The Tamil letter க (U+0B95) represents the consonant sound “ka”
To represent “ki” you’d combine க with the vowel sign ி (U+0BBF), resulting in கி
The vowel sign ி is a combining mark, specifically classified as a Non-Spacing Mark in Unicode

Here’s where the problem arises

ℹ

Go’s language specification allows Unicode letters in identifiers but excludes combining marks. Specifically, identifiers can include characters that are classified as “Letter” (categories Lu, Ll, Lt, Lm, Lo, or Nl) and digits, but not combining marks (categories Mn, Mc, Me).

Examples of Combining Marks in Tamil

Let’s look at how Tamil characters are formed:

Standalone Consonant: க (U+0B95) – Allowed in Go identifiers.

Consonant + Vowel Sign: கா (U+0B95 U+0BBE) – Not allowed because ா (U+0BBE) is a combining mark (Mc).

Consonant + Vowel Sign: கி (U+0B95 U+0BBF) – Not allowed because ி (U+0BBF) is a combining mark (Mn).

Consonant + Vowel Sign: கூ (U+0B95 U+0BC2) – Not allowed because ூ (U+0BC2) is a combining mark (Mc).

In the identifier எண்ணிக்கை (“number”), the characters include combining marks:

எ (U+0B8E) – Letter, allowed
ண் (U+0BA3 U+0BCD) – Formed by ண (U+0BA3) and the virama ் (U+0BCD), a combining mark (Mn)
ண (U+0BA3) – Letter, allowed
ிக்கை – Contains combining marks like ி (U+0BBF) and ை (U+0BC8)

Because these combining marks are not allowed in Go identifiers, the compiler throws errors when it encounters them.

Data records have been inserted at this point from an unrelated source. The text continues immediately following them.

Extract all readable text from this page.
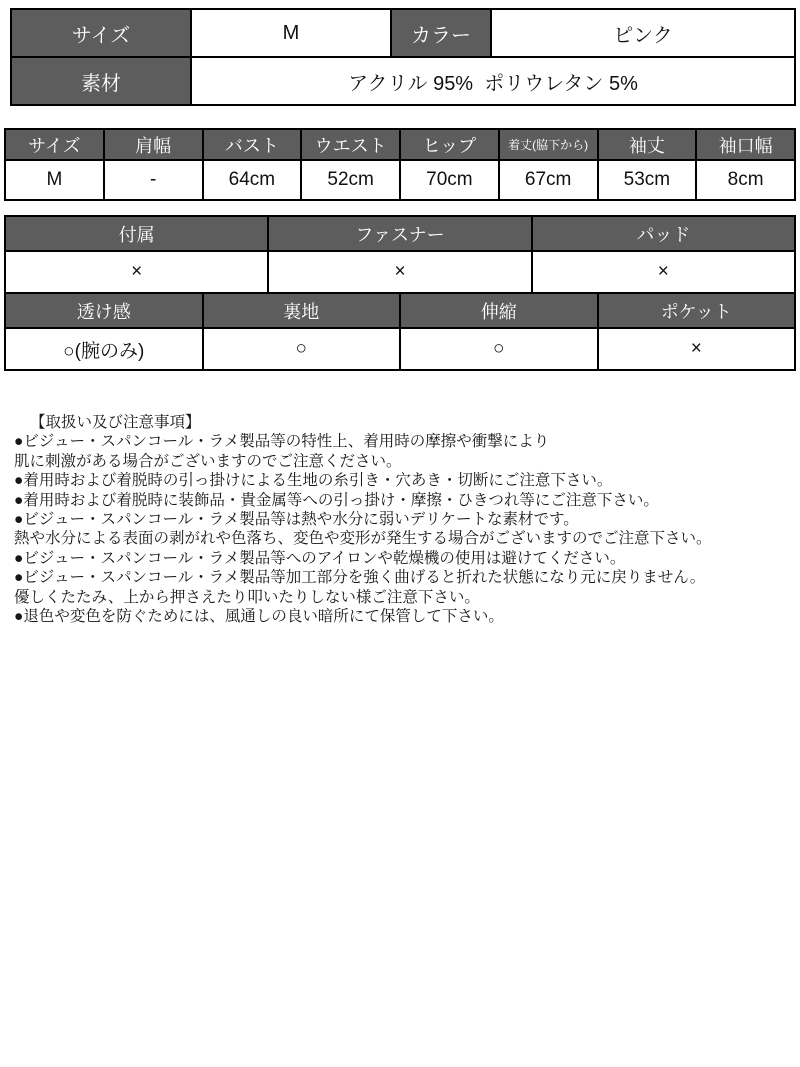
サイズ	M	カラー	ピンク
素材	アクリル 95%  ポリウレタン 5%		
サイズ	肩幅	バスト	ウエスト	ヒップ	着丈(脇下から)	袖丈	袖口幅
M	-	64cm	52cm	70cm	67cm	53cm	8cm
付属	ファスナー	パッド
×	×	×
透け感	裏地	伸縮	ポケット
○(腕のみ)	○	○	×
【取扱い及び注意事項】
●ビジュー・スパンコール・ラメ製品等の特性上、着用時の摩擦や衝撃により
肌に刺激がある場合がございますのでご注意ください。
●着用時および着脱時の引っ掛けによる生地の糸引き・穴あき・切断にご注意下さい。
●着用時および着脱時に装飾品・貴金属等への引っ掛け・摩擦・ひきつれ等にご注意下さい。
●ビジュー・スパンコール・ラメ製品等は熱や水分に弱いデリケートな素材です。
熱や水分による表面の剥がれや色落ち、変色や変形が発生する場合がございますのでご注意下さい。
●ビジュー・スパンコール・ラメ製品等へのアイロンや乾燥機の使用は避けてください。
●ビジュー・スパンコール・ラメ製品等加工部分を強く曲げると折れた状態になり元に戻りません。
優しくたたみ、上から押さえたり叩いたりしない様ご注意下さい。
●退色や変色を防ぐためには、風通しの良い暗所にて保管して下さい。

graph LR A["Tamil syllable"] --> B["Base consonant\n(Lo: valid)"] A --> C["Vowel sign\n(Mc: continuation only)"] B --> D["Visually incomplete\nalone"] C --> D style A fill:#64748b,color:#fff,stroke:none style B fill:#10b981,color:#fff,stroke:none style C fill:#ef4444,color:#fff,stroke:none style D fill:#f59e0b,color:#fff,stroke:none

Why Chinese Characters Work but Tamil Doesn’t

Chinese characters are generally classified under the “Letter, Other” (Lo) category in Unicode. They are standalone symbols that don’t require combining marks to form complete characters. This is why identifiers like 消息 work perfectly in Go.

Practical Implications

The inability to use combining marks in identifiers has significant implications for scripts like Tamil:

Without combining marks, it’s nearly impossible to write meaningful identifiers in Tamil
Using native scripts can make learning to code more accessible, but these limitations hinder that possibility, particularly for languages that follow abugida-based writing systems

What’s wrong here?

Actually, nothing really!

Go’s creators primarily aimed for consistent string handling and alignment with modern web standards through UTF-8 support. They didn’t necessarily intend for “native-language” coding in identifiers, especially with scripts requiring combining marks.

I wanted to experiment how far we could push Go’s non-Latin alphabet support. Although most developers use and prefer English for coding, I thought it would be insightful to explore this aspect of Go’s Unicode support.